Inscription: 16 29 / HONI SOIT QUI MAL Y PENSE / 16 37 / DIEV ET MON DROIT
Arms: English Stuart royal
Description: Rectangular shape with cavetto-moulded edging; top centre, initials in triad with date below; on each side, stamp formed of a small, wavy-arched rectangular fireback bearing a lion rampant between pilasters surmounted by burning cauldrons, beneath two mirrored putti holding branches; beneath the date, a stamp formed of a small arched-rectangular fireback laid on its left side with a burning cauldron on each shoulder and the faint figure of a bird in the centre.
Notes: The two identical fireback stamps on either side of the inscription have been noted elsewhere (see no. 210 Late Pictorial series 5); the centre and right fireback stamps have been impressed insufficiently; illustration from Country Life advertisement by T. Crowther & Son Ltd, 18 Oct 1984.
Inscription: TFE / 1701
Description: Quasi-rectangular with narrow arches at top ends and a broad low central arch, between which are flat-topped peaks linked to the arches by shallow concave curves; flanged edge (top and sides); mirroring the edge a channel has been engraved into the metal, extending into the small arches, producing the effect of a wide fillet along the top and sides with an inverted U-shaped return into the end arches; within the channel, at each end, a primitive representation of a vertical, hollow plant stem and four mirrored pairs of curved branches, with a vertical channel parallel to the edge joining the branch ends on the inside; between these is cast a small, rectangular panel with ovolo edging, bearing a full achievement of the arms of the Worshipful Company of Clothworkers; the date is centrally placed above this panel.
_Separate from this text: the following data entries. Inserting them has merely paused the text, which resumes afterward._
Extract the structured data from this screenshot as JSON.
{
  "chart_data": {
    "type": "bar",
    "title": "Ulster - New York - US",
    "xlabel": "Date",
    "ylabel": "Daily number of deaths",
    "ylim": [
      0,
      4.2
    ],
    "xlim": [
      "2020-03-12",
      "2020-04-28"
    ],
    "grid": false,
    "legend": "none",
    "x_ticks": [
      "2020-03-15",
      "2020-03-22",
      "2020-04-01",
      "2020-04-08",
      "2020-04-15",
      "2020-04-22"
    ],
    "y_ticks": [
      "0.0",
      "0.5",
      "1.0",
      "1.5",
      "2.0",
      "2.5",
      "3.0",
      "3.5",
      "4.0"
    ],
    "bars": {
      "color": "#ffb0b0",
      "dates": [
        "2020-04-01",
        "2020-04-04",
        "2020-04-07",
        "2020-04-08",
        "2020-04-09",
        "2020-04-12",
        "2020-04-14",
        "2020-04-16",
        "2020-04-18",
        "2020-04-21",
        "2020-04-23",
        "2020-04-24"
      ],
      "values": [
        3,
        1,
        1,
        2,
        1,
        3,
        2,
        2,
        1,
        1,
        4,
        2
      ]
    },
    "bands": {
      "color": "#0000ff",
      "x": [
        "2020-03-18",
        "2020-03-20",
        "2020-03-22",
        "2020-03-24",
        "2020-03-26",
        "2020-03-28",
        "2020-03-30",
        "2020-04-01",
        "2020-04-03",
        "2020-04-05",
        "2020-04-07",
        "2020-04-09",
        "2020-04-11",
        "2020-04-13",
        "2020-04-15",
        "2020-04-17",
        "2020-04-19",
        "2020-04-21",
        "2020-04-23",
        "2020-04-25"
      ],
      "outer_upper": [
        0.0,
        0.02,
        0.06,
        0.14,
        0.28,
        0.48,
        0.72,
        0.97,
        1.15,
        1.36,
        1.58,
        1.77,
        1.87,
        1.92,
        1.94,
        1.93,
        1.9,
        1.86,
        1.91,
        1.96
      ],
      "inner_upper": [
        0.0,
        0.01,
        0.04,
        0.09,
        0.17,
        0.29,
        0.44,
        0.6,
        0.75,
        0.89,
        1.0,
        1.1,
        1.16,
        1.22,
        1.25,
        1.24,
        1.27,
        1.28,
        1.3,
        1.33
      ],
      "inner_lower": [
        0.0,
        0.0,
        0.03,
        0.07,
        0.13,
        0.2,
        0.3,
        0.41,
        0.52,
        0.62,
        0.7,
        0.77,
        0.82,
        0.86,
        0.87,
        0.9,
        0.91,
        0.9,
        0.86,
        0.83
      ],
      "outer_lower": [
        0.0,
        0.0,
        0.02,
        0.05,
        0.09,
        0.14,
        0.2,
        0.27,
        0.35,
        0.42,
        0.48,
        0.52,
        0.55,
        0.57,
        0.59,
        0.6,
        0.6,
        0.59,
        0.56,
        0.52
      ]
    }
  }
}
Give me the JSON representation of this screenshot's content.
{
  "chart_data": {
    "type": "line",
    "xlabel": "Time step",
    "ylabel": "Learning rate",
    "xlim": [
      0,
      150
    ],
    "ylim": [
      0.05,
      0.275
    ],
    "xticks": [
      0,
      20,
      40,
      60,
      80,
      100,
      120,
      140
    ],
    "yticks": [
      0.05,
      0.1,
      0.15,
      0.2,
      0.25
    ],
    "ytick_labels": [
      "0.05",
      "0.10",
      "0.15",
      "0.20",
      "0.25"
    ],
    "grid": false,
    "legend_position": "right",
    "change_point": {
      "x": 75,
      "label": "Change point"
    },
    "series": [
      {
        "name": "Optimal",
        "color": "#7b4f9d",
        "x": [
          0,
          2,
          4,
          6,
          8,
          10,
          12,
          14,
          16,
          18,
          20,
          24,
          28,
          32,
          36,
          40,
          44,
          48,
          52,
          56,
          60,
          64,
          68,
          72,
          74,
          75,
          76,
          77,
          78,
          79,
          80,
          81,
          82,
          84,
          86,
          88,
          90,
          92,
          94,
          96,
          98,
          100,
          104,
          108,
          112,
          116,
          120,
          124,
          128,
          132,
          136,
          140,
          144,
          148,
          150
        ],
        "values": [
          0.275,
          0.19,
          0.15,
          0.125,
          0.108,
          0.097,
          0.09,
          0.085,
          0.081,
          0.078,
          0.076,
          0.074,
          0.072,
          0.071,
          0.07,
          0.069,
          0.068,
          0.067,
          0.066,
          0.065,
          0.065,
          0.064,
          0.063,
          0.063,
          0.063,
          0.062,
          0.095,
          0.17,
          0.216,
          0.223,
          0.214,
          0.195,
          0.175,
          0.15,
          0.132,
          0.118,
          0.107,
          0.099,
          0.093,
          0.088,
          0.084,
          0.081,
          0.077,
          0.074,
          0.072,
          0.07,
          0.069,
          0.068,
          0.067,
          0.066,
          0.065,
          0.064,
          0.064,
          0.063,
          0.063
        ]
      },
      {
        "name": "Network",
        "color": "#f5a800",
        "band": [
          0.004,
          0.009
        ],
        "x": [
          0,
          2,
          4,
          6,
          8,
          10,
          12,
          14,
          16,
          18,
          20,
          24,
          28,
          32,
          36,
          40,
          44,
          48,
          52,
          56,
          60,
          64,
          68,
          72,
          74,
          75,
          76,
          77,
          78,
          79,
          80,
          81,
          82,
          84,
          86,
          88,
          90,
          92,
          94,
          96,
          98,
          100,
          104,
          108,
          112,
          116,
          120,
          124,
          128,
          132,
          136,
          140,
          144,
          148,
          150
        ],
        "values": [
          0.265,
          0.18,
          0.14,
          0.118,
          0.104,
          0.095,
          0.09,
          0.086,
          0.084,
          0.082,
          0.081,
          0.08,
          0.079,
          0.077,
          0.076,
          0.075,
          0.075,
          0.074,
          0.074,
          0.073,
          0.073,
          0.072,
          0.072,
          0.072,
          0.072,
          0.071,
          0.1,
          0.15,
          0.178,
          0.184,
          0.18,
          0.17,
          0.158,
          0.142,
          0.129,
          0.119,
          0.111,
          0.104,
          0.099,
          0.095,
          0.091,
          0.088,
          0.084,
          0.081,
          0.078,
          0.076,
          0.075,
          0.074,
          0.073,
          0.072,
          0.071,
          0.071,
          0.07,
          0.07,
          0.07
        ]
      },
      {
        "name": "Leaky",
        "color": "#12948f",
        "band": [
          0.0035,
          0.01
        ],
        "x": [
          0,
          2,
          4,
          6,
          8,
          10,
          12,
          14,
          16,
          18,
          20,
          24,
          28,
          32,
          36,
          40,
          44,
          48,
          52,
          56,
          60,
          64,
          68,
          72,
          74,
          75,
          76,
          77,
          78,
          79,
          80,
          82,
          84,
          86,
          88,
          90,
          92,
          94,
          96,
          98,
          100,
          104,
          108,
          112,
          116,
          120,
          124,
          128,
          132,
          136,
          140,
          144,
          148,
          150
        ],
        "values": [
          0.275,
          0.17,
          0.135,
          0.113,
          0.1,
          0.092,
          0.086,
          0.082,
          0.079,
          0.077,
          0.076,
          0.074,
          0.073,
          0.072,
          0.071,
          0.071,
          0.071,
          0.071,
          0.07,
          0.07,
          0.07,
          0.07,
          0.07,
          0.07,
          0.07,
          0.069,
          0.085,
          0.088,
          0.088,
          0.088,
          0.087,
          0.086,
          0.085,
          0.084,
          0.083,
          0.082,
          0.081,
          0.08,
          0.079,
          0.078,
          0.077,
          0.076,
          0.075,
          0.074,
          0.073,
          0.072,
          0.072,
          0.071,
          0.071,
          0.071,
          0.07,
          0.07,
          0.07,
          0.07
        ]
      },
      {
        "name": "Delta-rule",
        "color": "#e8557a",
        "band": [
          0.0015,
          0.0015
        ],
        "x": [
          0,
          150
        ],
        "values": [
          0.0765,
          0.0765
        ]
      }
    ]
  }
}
Notes: An usual fireback for several reasons: the use of engraving for significant elements of the design, the flanged edge, and the incorporation of a small fireback. The Clothworkers’ arms: Sable a chevron ermine between in chief two Havettes Argent and in base a Teazel Cob Or; crest: on a Mount vert a Ram statant Or; supporters: two Griffins Or pellettée; the arms as displayed were granted in 1587. An example of the armorial fireback on its own is in Petworth House.
Inscription: WV 1659 WV
Arms: Worshipful Company of Clothworkers
Current location: Haslemere Educational Museum, Haslemere, Surrey, England.
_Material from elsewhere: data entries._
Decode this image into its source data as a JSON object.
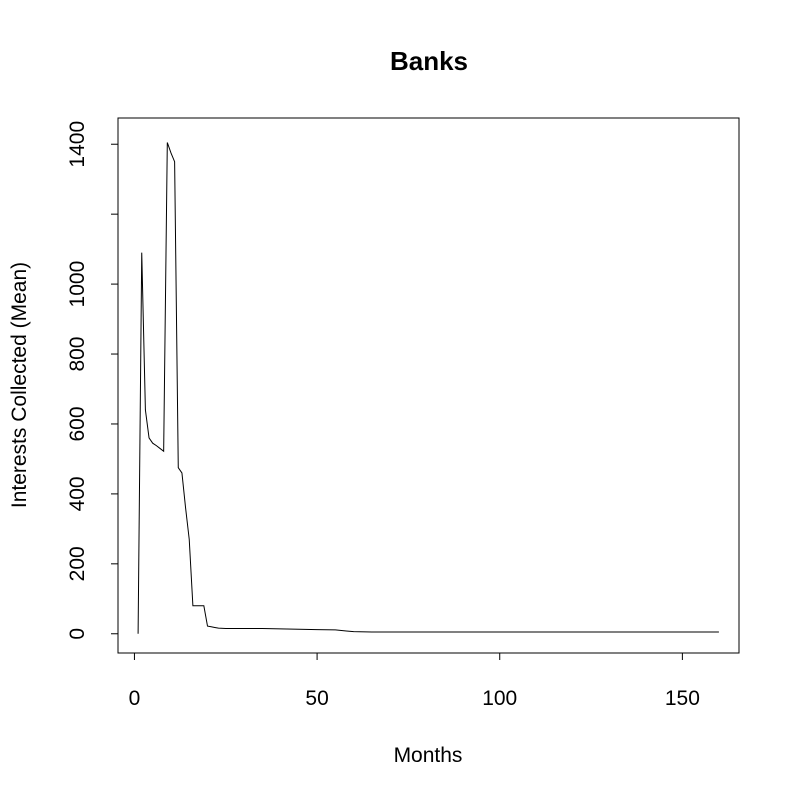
{
  "chart_data": {
    "type": "line",
    "title": "Banks",
    "xlabel": "Months",
    "ylabel": "Interests Collected (Mean)",
    "xlim": [
      -4.5,
      165.5
    ],
    "ylim": [
      -55,
      1475
    ],
    "x_ticks": [
      0,
      50,
      100,
      150
    ],
    "y_ticks": [
      0,
      200,
      400,
      600,
      800,
      1000,
      1200,
      1400
    ],
    "y_tick_labels": [
      "0",
      "200",
      "400",
      "600",
      "800",
      "1000",
      "",
      "1400"
    ],
    "grid": false,
    "series": [
      {
        "x": [
          1,
          2,
          3,
          4,
          5,
          6,
          7,
          8,
          9,
          10,
          11,
          12,
          13,
          14,
          15,
          16,
          17,
          18,
          19,
          20,
          21,
          22,
          23,
          25,
          30,
          35,
          40,
          45,
          50,
          55,
          56,
          58,
          60,
          65,
          70,
          80,
          90,
          100,
          110,
          120,
          130,
          140,
          150,
          160
        ],
        "y": [
          0,
          1090,
          640,
          560,
          545,
          538,
          530,
          522,
          1405,
          1375,
          1350,
          475,
          460,
          360,
          270,
          80,
          80,
          80,
          80,
          22,
          20,
          18,
          16,
          15,
          15,
          15,
          14,
          13,
          12,
          11,
          10,
          8,
          6,
          5,
          5,
          5,
          5,
          5,
          5,
          5,
          5,
          5,
          5,
          5
        ]
      }
    ]
  }
}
(part of the Haslemere Educational Museum museum group)
Description: Canted rectangle; twisted rope edging (top and sides); date stamp top centre; arched rectangular style fireback with cavetto-moulded edge and fructed ‘vine’ plant design, impressed twice; vertical twisted rope length between. Damage to bottom corners.
Notes: A composite fireback using the impressions of another fireback repeated for a symmetrical design.
Current location: Hastings Museum and Art Gallery, Hastings, East Sussex, England.
Museum number: 952.51.65 (part of the Hastings Museum museum group)
Description: Fragment; arched rectangular fireback with embattled, cavetto-moulded edging; English Stuart royal shield, Garter, crown and supporters, stemmed rose and stemmed thistle, respectively, to left and right of crown; initials CR above crown; all within a plain border, with short lengths of twisted rope edging containing, at the top, the initial M between a split date; initials (only S surviving) below date.
Notes: A Carolean composite fireback. The armorial fireback includes stylistic elements - the form of the unicorn and of the harp - identical to those on two series of firebacks dated 1618 and 1619, indicating the work of the same pattern-maker; its width is 490mm.
Inscription: M / 1634 / [?] S / C R
Arms: English Stuart royal (Charles I)
Current location: Black and White House Museum, The Old House, High Town, Hereford, Herefordshire, England.